During his recent stay in London IEU industrial officer John Shapiro was living only a few hundred metres from the site of one of the bomb blasts.
 

Following the attacks he attended the vigil in Trafalgar Square that was partly sponsored by the Trades Union Council.

What, then, to say?

I attended the vigil in Trafalgar Square last Thursday, to seek closure for myself in relation to the bombings. That was a success; I'm now well over it, although I remain conscious that others in London will not be able to be so for a long, long time.

I also feel very safe, and not at all worried about leaving from Heathrow Airport nor, what would ordinarily be of more concern, catching the train to Heathrow from Paddington.

Until the vigil, I had not yet encountered anyone in Britain who mentioned in any way that they were members of an industrial union of workers.
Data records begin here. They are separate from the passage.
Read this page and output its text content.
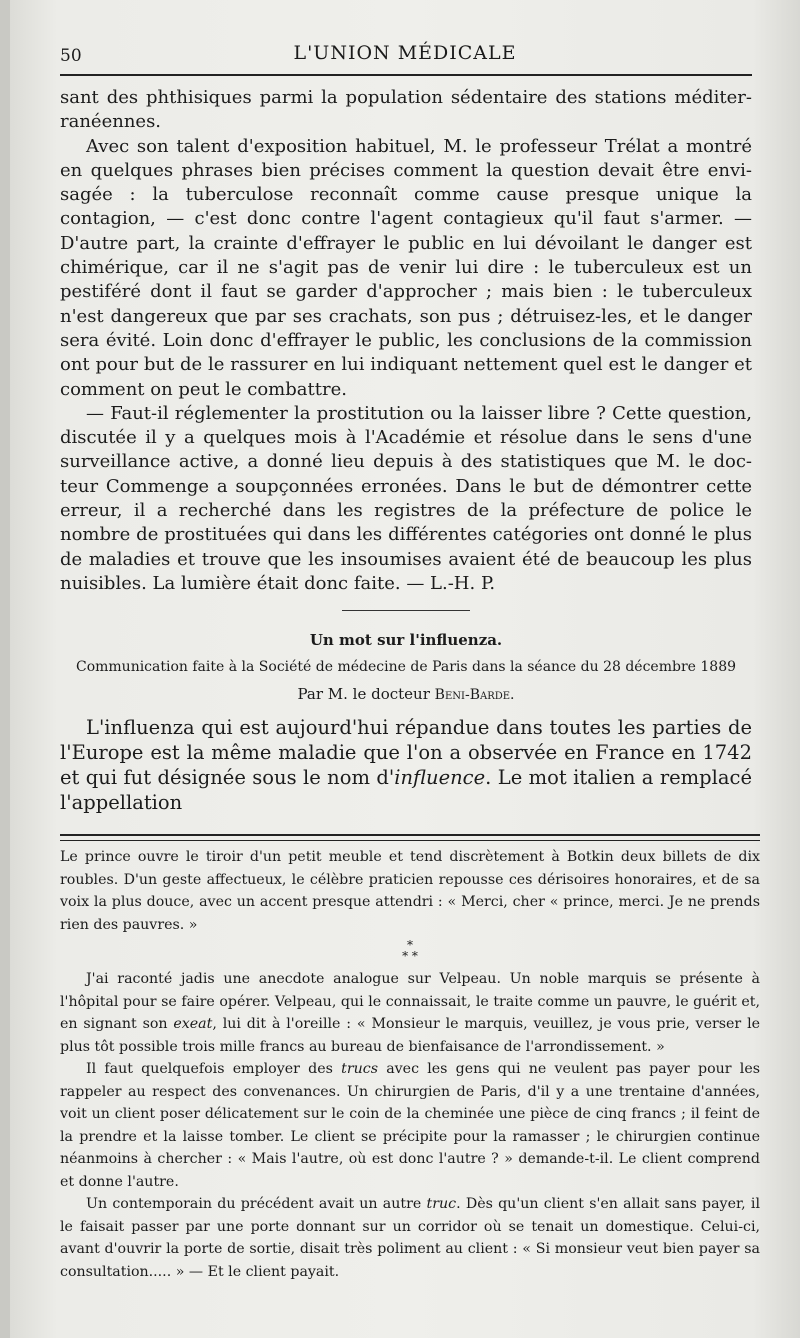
50	L'UNION MÉDICALE

sant des phthisiques parmi la population sédentaire des stations méditerranéennes.

Avec son talent d'exposition habituel, M. le professeur Trélat a montré en quelques phrases bien précises comment la question devait être envisagée : la tuberculose reconnaît comme cause presque unique la contagion, — c'est donc contre l'agent contagieux qu'il faut s'armer. — D'autre part, la crainte d'effrayer le public en lui dévoilant le danger est chimérique, car il ne s'agit pas de venir lui dire : le tuberculeux est un pestiféré dont il faut se garder d'approcher ; mais bien : le tuberculeux n'est dangereux que par ses crachats, son pus ; détruisez-les, et le danger sera évité. Loin donc d'effrayer le public, les conclusions de la commission ont pour but de le rassurer en lui indiquant nettement quel est le danger et comment on peut le combattre.

— Faut-il réglementer la prostitution ou la laisser libre ? Cette question, discutée il y a quelques mois à l'Académie et résolue dans le sens d'une surveillance active, a donné lieu depuis à des statistiques que M. le docteur Commenge a soupçonnées erronées. Dans le but de démontrer cette erreur, il a recherché dans les registres de la préfecture de police le nombre de prostituées qui dans les différentes catégories ont donné le plus de maladies et trouve que les insoumises avaient été de beaucoup les plus nuisibles. La lumière était donc faite. — L.-H. P.

Un mot sur l'influenza.
Communication faite à la Société de médecine de Paris dans la séance du 28 décembre 1889
Par M. le docteur Beni-Barde.

L'influenza qui est aujourd'hui répandue dans toutes les parties de l'Europe est la même maladie que l'on a observée en France en 1742 et qui fut désignée sous le nom d'influence. Le mot italien a remplacé l'appellation

Le prince ouvre le tiroir d'un petit meuble et tend discrètement à Botkin deux billets de dix roubles. D'un geste affectueux, le célèbre praticien repousse ces dérisoires honoraires, et de sa voix la plus douce, avec un accent presque attendri : « Merci, cher « prince, merci. Je ne prends rien des pauvres. »

*
* *

J'ai raconté jadis une anecdote analogue sur Velpeau. Un noble marquis se présente à l'hôpital pour se faire opérer. Velpeau, qui le connaissait, le traite comme un pauvre, le guérit et, en signant son exeat, lui dit à l'oreille : « Monsieur le marquis, veuillez, je vous prie, verser le plus tôt possible trois mille francs au bureau de bienfaisance de l'arrondissement. »

Il faut quelquefois employer des trucs avec les gens qui ne veulent pas payer pour les rappeler au respect des convenances. Un chirurgien de Paris, d'il y a une trentaine d'années, voit un client poser délicatement sur le coin de la cheminée une pièce de cinq francs ; il feint de la prendre et la laisse tomber. Le client se précipite pour la ramasser ; le chirurgien continue néanmoins à chercher : « Mais l'autre, où est donc l'autre ? » demande-t-il. Le client comprend et donne l'autre.

Un contemporain du précédent avait un autre truc. Dès qu'un client s'en allait sans payer, il le faisait passer par une porte donnant sur un corridor où se tenait un domestique. Celui-ci, avant d'ouvrir la porte de sortie, disait très poliment au client : « Si monsieur veut bien payer sa consultation..... » — Et le client payait.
It seems the bombers had found not only union members, but active and radical ones. What an inspiration, to discover there is some union coverage here!

Individual transport and emergency services workers, and leaders of their unions, received enthusiastic welcomes, but the president of the Trade Unions Council (equivalent to the ACTU) was not so warmly received, for some reason unknown to me. One of the most memorable extracts described how the union delegate at the Stratford bus depot, from where the Number 30 operates, insisted they drive the first Number 30 out on Friday morning.

However, among the many speakers were some I didn't know, and a few I wondered why they were there. One gentleman in particular intrigued me; he was introduced as a landscape designer, and he introduced himself, to a loud cheer, as a person born in London 41 years ago but who left at age 5 and grew up in Ireland; "an Irish-Londoner". I looked around for where I could join the queue, to recite a verse or two of John Williamson's "Hey True Blue", or sing a song about a sheep-thief, or whatever.

Many speakers read out poetry, which was nice. Throughout the speeches of the many who made them emerged the themes of the spirit of the blitz, this has brought us together, we won't be beaten, this was an attack on our way of life and values, (we shouldn't turn on each other), etc. That's all well and good. There were also some themes along the lines of London being the whole world in one city, how London it was to unite in defiance against adversity, and even how great are our way of life and values. As an Australian-Londoner, born here 41 years ago but an Australian since age 5, allow me to retort.

It would be trite to remark that London is not the only multicultural city in town, and that any community unites in the face of adversity, but what is so great about our way of life and values? They're pretty good, I'll grant that, but nowhere near great; definitely needing improvement generally, but London has some real problems that need attention.